Accordingly, we cannot find that there is evidence of fraud or overreaching specifically in the
negotiation and acceptance of the forum-selection clause.
{¶ 15} We also note that Salehpour's reliance on Preferred Capital, Inc. v. Power
Engineering Group, Inc., 112 Ohio St.3d 429, 2007-Ohio-257, is misplaced. In the Preferred
Capital case, the forum-selection clause was held to be unenforceable because no careful
reading of the contract could allow the second party to anticipate the appropriate forum for
litigating issues. Id. at ¶ 12. That is distinctly distinguishable from the present case, wherein
Salehpour could clearly determine from a plain reading of the franchise agreement that all
issues were to be litigated in New York.
Unreasonable or Unjust
{¶ 16} The third prong of the Kennecorp test requires a court to determine whether
enforcement of the forum-selection clause would be unreasonable or unjust.

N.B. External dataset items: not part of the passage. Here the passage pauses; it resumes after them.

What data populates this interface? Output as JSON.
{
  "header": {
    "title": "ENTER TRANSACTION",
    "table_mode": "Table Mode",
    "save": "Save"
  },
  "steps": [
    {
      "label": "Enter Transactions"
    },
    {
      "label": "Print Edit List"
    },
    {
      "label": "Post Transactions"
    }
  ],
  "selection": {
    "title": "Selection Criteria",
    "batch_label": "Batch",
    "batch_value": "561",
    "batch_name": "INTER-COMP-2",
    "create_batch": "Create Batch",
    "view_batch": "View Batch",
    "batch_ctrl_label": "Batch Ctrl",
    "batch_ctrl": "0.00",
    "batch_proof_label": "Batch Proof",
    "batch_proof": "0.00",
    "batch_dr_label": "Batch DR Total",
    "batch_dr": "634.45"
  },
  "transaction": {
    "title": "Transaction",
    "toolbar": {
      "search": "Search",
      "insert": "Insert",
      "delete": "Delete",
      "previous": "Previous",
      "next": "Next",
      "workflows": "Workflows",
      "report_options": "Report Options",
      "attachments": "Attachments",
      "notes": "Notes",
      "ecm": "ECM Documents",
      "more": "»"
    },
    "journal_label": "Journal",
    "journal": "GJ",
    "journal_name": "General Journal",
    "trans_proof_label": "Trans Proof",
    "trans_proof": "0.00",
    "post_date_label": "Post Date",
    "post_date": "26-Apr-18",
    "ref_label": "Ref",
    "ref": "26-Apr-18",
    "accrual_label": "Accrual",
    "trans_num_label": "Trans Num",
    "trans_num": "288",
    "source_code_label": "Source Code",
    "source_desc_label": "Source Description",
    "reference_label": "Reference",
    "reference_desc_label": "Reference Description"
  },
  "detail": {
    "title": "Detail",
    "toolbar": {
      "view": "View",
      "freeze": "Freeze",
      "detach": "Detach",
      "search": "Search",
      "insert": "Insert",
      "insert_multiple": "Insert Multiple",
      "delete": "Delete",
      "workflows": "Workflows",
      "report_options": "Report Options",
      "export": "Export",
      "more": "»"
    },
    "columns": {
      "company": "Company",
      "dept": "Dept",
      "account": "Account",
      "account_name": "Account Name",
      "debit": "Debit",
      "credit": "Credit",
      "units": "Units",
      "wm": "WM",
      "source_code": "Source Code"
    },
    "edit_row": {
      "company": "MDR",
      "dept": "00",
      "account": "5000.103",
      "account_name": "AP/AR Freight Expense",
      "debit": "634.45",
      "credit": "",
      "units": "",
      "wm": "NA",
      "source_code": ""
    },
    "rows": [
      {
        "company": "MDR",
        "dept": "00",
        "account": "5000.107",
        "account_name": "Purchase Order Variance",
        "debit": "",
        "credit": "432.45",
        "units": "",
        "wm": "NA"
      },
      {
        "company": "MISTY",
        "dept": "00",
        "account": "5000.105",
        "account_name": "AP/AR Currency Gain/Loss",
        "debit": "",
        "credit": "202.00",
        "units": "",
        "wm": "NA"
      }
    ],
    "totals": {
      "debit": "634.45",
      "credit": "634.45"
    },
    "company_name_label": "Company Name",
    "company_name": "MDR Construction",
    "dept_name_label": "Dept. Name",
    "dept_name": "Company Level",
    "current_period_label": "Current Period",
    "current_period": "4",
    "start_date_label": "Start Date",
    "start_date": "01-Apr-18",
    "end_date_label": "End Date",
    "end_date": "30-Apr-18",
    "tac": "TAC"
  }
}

{¶ 17} Ohio courts have held that an otherwise valid forum-selection clause cannot be
-4-
Warren CA2013-03-028
enforced if it is "unreasonable or unjust." Under this third prong of the analysis, courts are to
determine whether the chosen forum is so inconvenient as to, in effect, afford no remedy at
all, thus "depriv[ing] litigants of their day in court." Info. Leasing Corp v. Jaskot, 151 Ohio
App. 3d 546, 2003-Ohio-566, ¶ 18 (1st Dist.), citing Kennecorp, 66 Ohio St.3d 173, 176; see,
also, Info. Leasing Corp. v. Baxter, 1st Dist. Hamilton No. C-020029, 2002-Ohio-3930, at ¶
12.
{¶ 18} Salehpour argues that the forum-selection clause would deprive him of the
opportunity to pursue his claims against JAB because he cannot afford to bring the litigation
in New York. However, "[m]ere distance, mere expense, or mere hardship to an individual
litigant is insufficient to invalidate a forum selection clause." IntraSee, Inc. v. Ludwig, 9th
Dist. Lorain Nos. 10CA009916 and 11CA010024, 2012-Ohio-2684, ¶ 20, citing Buckeye
Check Cashing of Arizona, Inc. v. Lang, S.D. Ohio No. 2:06-CV-792, 2007 WL 641824 at *7
(Feb. 23, 2007). Because Salehpour makes no argument beyond the mere expense of
litigating the issue in New York, we cannot find that the forum-selection clause is
unreasonable or unjust.
{¶ 19} In light of the foregoing, having found that Salehpour was not induced to
consent to the forum-selection clause of the franchise agreement through fraud and
overreaching, nor would the enforcement of the forum-selection clause be unreasonable and
unjust, Salehpour's first assignment of error is overruled.
{¶ 20} Assignment of Error No. 2:
{¶ 21} THE COURT OF COMMON PLEAS ERRED WHEN IT FAILED TO ADDRESS
WHETHER THE ARBITRATION CLAUSE WAS VALID AND ENFORCEABLE.
{¶ 22} The trial court's opinion stated that, "without jurisdiction over these claims, it is
not appropriate for this court to address any arguments related to the enforceability of the
arbitration clause or the effect, if any, of [JAB's] previous lawsuit in New York as a waiver of
-5-
Warren CA2013-03-028
the arbitration clause." Having found that the trial court lacked jurisdiction, we agree that it
would have been inappropriate for that court to address any issues pertaining to the
arbitration clause.
{¶ 23} Accordingly, Salehpour's second assignment of error is overruled.
{¶ 24} Judgment affirmed.
HENDRICKSON, P.J., and S. POWELL, J., concur.